Mastitis

Also known as: Breast infection, lactation mastitis

What is mastitis?

Mastitis is an inflammation of the breast, which may, or may not be related to an infection. It most commonly occurs in breastfeeding mothers one to three months after the delivery of the baby (during the first 6 months of breastfeeding or anytime).

(Mastitis in infants under 2 months of age is a separate discussion).

What causes mastitis?

Most healthy women don't get mastitis, however women with poor nutrition, being overly tired or stressed, or suffering from chronic illnesses, diabetes, and immune system abnormalities place them at greater risk.

Engorgement and incomplete emptying of the breast, a blocked milk duct, sore or cracked nipples all may allow bacteria from the mother’s skin or baby’s mouth to enter the breast.
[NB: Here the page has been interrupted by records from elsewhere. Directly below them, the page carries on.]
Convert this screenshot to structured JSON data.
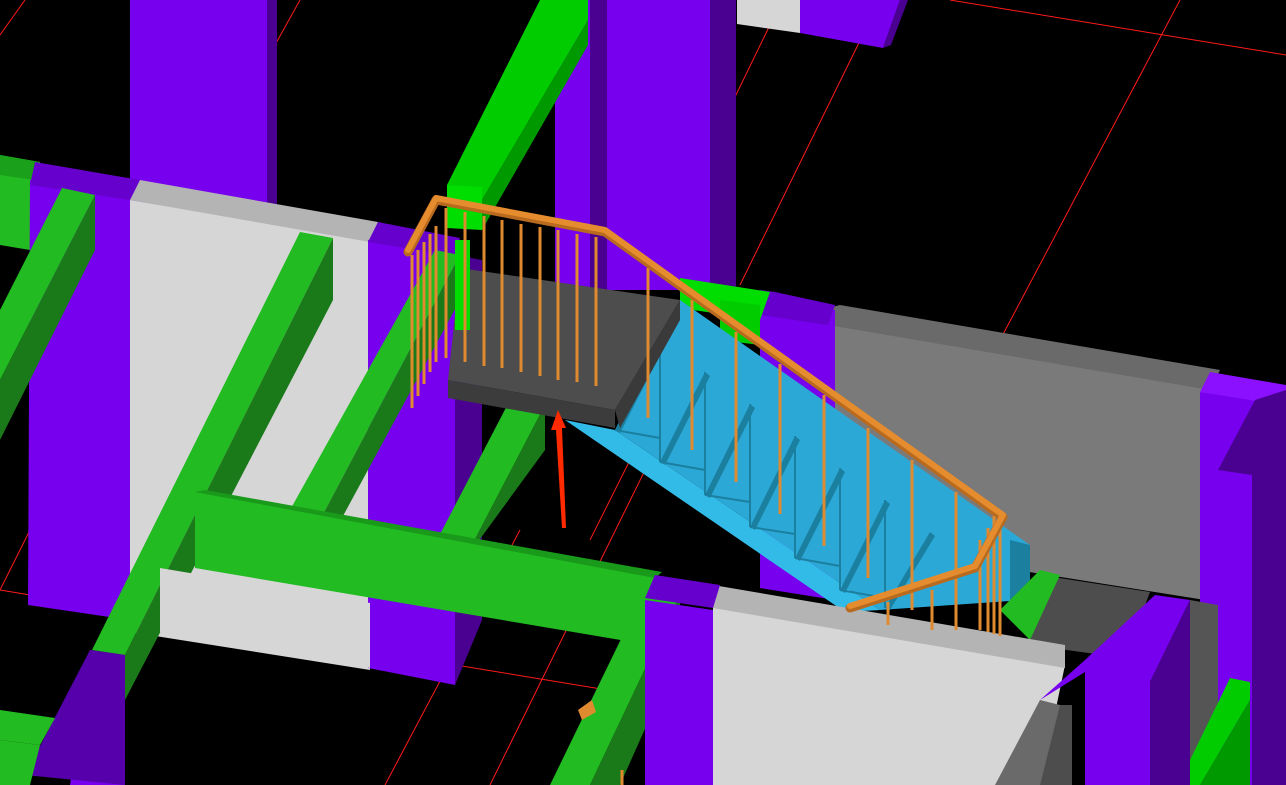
{
  "viewport": {
    "background": "#000000",
    "colors": {
      "grid": "#ff1a1a",
      "column_face": "#7700ee",
      "column_shade": "#4a0090",
      "beam_face": "#22bb22",
      "beam_side": "#1a7a1a",
      "beam_bright": "#00dd00",
      "wall_light": "#d6d6d6",
      "wall_top": "#b4b4b4",
      "wall_gray": "#7a7a7a",
      "landing": "#4d4d4d",
      "stair_tread": "#2ba8d6",
      "stair_riser": "#1b7fa0",
      "stair_soffit": "#33bbe8",
      "railing": "#e08a30",
      "arrow": "#ff2a00"
    }
  }
}
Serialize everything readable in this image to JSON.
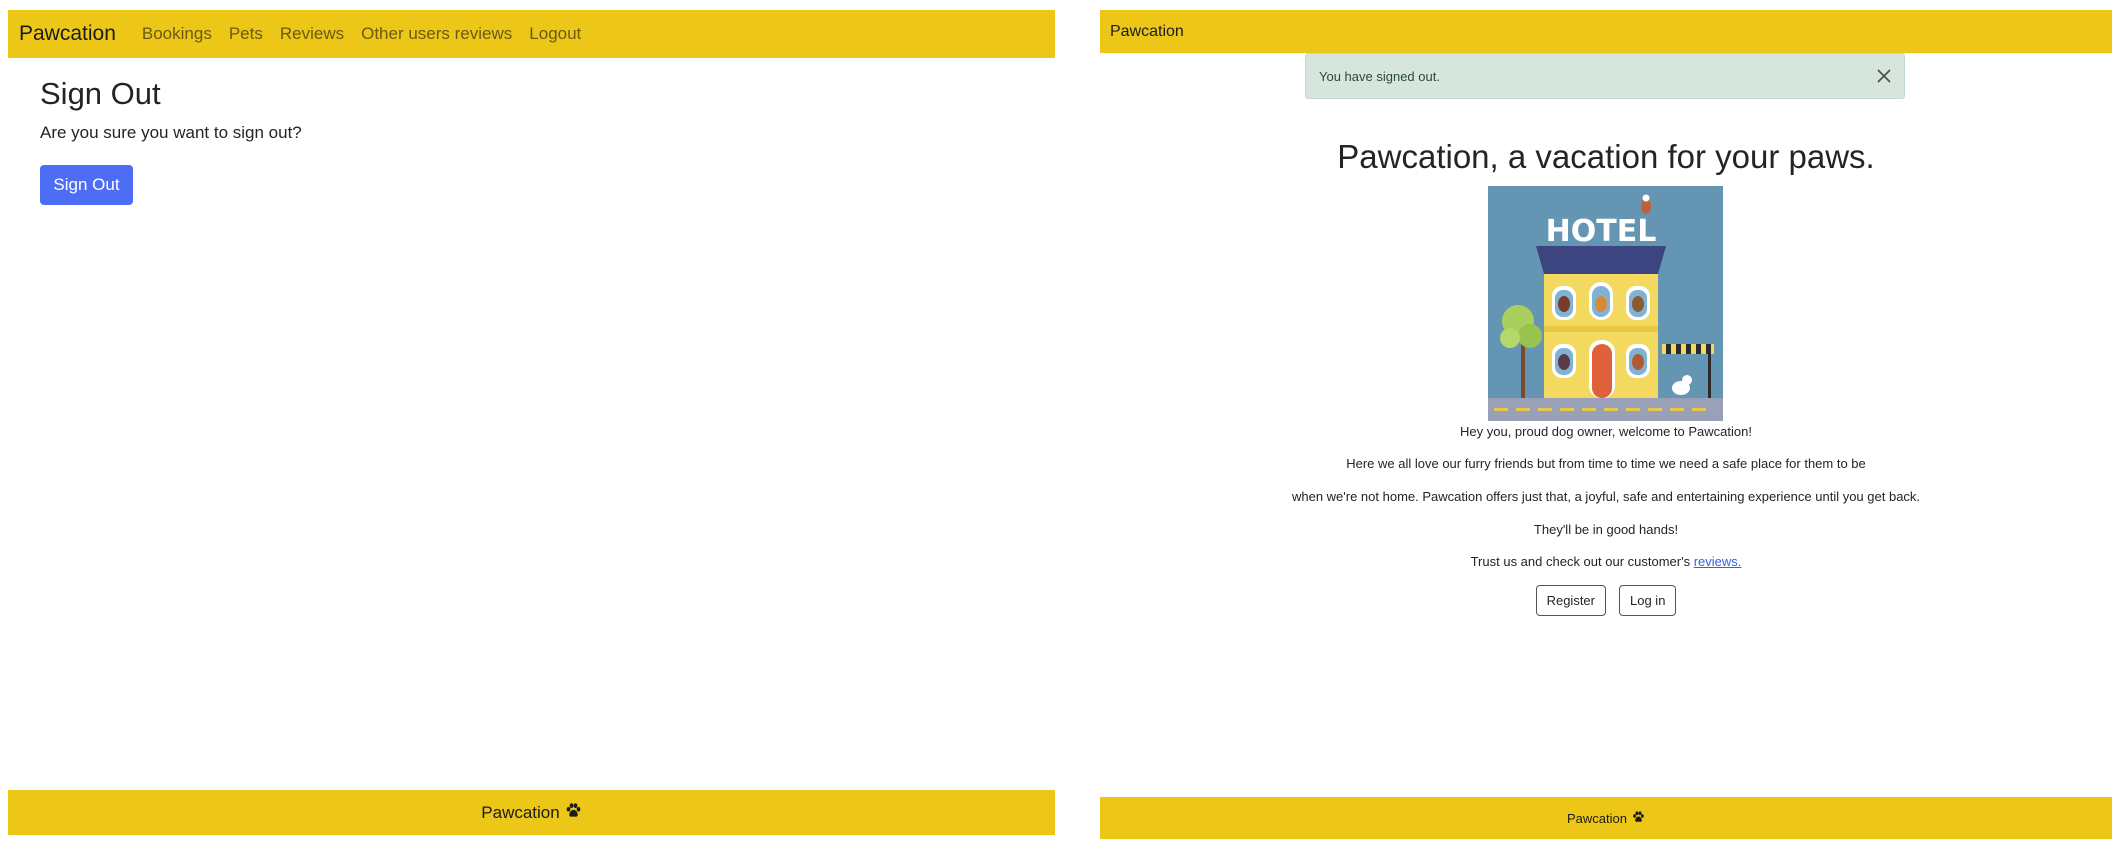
{
  "left": {
    "navbar": {
      "brand": "Pawcation",
      "links": [
        "Bookings",
        "Pets",
        "Reviews",
        "Other users reviews",
        "Logout"
      ]
    },
    "title": "Sign Out",
    "question": "Are you sure you want to sign out?",
    "button_label": "Sign Out",
    "footer_text": "Pawcation"
  },
  "right": {
    "navbar": {
      "brand": "Pawcation"
    },
    "alert_text": "You have signed out.",
    "hero_title": "Pawcation, a vacation for your paws.",
    "image": {
      "sign_text": "HOTEL"
    },
    "lines": [
      "Hey you, proud dog owner, welcome to Pawcation!",
      "Here we all love our furry friends but from time to time we need a safe place for them to be",
      "when we're not home. Pawcation offers just that, a joyful, safe and entertaining experience until you get back.",
      "They'll be in good hands!"
    ],
    "trust_prefix": "Trust us and check out our customer's ",
    "reviews_link": "reviews.",
    "register_label": "Register",
    "login_label": "Log in",
    "footer_text": "Pawcation"
  },
  "colors": {
    "navbar": "#ecc718",
    "primary_button": "#4e6df5",
    "alert_bg": "#d6e6dd",
    "link": "#3860e0"
  },
  "icons": [
    "paw-icon",
    "close-icon"
  ]
}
What are the signs/symptoms of mastitis?

Signs and symptoms include (usually in one breast) redness of the skin, tenderness (and/or pain, or burning sensation during breastfeeding) and warmth to the touch, breast swelling, feeling ill, flu-like symptoms (aches and chills) and a fever usually greater than 101 F (38.3 C).

What are mastitis care options?

Treatments may include antibiotics, pain relievers, changes to breastfeeding technique and self-care (adequate rest, and extra fluids, warm compresses, and wearing a supportive bra).